IPv6 は、最新バージョンのインターネットプロトコルです。Internet Engineering Task Force (IETF) は、現在の共通 IPv4 規格における IP アドレスの枯渇という問題に対応するために IPv6 を開発しました。IPv6 には、次のような IPv4 との違いがあります。

大規模な IP アドレス範囲
IPv6 範囲は IPv4 範囲よりもはるかに大きくなります。
エンドツーエンドの接続性の改善
IP 範囲が広くなるとネットワークアドレス変換への依存度が低くなるため、エンドツーエンドの接続性が向上します。
ブロードキャスト非対応
IPv6 は従来の IP ブロードキャストに対応していません。代わりに、IPv6 ではマルチキャストを使用して、階層的な方法で適切なホストにパケットを送信します。
ステートレスアドレス自動設定 (SLAAC)
IPv6 には、IP アドレスを自動設定し、ネットワーク上の重複するアドレスを検出する機能があります。これにより、アドレスを割り当てる際の DHCP サーバーへの依存が軽減されます。

IPv6 は 128 ビット (16 ビットのグループを使用する 4 進数で表現) を使用してアドレスを定義します。一方、IPv4 は 32 ビット (グループの 8 ビットを使用した 10 進数の数字で表現) を使用します。たとえば、IPv4 アドレス (192.168.0.1) 表現は以下のようになります。

Bits表現

11000000

192

10101000

168

00000000

0

00000001

1

IPv6 アドレス (2001:db8:88ec:9fb3::1) の場合、表現は以下のようになります。

Bits表現

0010 0000 0000 0001

2001

0000 1101 1011 1000

0db8

1000 1000 1110 1100

88ec

1001 1111 1011 0011

9fb3

0000 0000 0000 0000

0000

0000 0000 0000 0000

0000

0000 0000 0000 0000

0000

0000 0000 0000 0001

0001

各ビットグループの先頭の 0 なしで IPv6 アドレスを表現したり、各 IP アドレスの 0 のビットグループをすべて省略したりすることも可能です。この例では、0db8 ビットグループを db8 と表現し、0000 ビットグループ 3 個を省略して、2001:0db8:88ec:9fb3:0000:0000:0000:00012001:db8:88ec:9fb3::1 に短縮できます。詳細は RFC 5952: A Recommendation for IPv6 Address Text Representation を参照してください。

IPv6 でのサブネット化

IPv4 と同様に、IPv6 アドレスではビットマスクを使用してアドレスの接頭辞をネットワークとして定義します。
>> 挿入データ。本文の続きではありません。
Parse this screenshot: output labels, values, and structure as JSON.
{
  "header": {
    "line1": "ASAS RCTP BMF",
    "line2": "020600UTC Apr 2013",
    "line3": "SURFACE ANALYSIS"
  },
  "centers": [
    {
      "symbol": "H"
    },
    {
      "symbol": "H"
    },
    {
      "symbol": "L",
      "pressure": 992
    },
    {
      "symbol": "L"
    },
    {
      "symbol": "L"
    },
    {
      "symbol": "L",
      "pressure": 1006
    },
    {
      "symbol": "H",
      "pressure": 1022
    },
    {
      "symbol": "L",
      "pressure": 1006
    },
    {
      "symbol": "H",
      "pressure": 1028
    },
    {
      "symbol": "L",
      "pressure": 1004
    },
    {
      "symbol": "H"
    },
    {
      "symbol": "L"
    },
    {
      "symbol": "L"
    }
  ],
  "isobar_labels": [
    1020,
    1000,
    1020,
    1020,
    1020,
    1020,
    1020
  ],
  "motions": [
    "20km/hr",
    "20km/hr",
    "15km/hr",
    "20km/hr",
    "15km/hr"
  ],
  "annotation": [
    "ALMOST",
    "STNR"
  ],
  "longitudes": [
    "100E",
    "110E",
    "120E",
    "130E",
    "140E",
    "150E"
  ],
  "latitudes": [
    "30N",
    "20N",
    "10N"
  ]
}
たとえば、サンプル IP アドレス 2001:db8:88ec:9fb3::1/64/64 ビットマスクを追加すると、最初の 64 ビット (2001:db8:88ec:9fb3) をネットワークとして定義する接頭辞としてビットマスクが動作します。残りのビット (0000:0000:0000:0001) はホストを定義します。

IPv6 は、いくつかの特別なアドレスタイプを使用します。

ループバック
ループバックデバイスは、ホスト内の内部通信に IPv6 を使用します。このデバイスは常に ::1/128 になります。
リンクローカル
リンクローカルアドレスは、特定のネットワークセグメント内で有効な IP アドレスです。IPv6 では、各ネットワークデバイスにリンクローカルアドレスがあり、接頭辞 fe80::/10 を使用する必要があります。ただし、ほとんどの場合、これらのアドレスには fe80::/64 の接頭辞が付けられます。
一意のローカル
一意のローカルアドレスは、ローカル通信用です。これらのアドレスは、fc00::/7 接頭辞を使用します。
マルチキャスト
ホストはマルチキャストアドレスを使用してマルチキャストグループに参加します。これらのアドレスは、ff00::/8 接頭辞を使用します。たとえば、FF02::1 はネットワーク上の全ノードのマルチキャストグループで、FF02::2 はすべてのルーターのマルチキャストグループです。
グローバルユニキャスト
通常、これらのアドレスはパブリック IP アドレス用に予約されます。これらのアドレスは 2000::/3 接頭辞を使用します。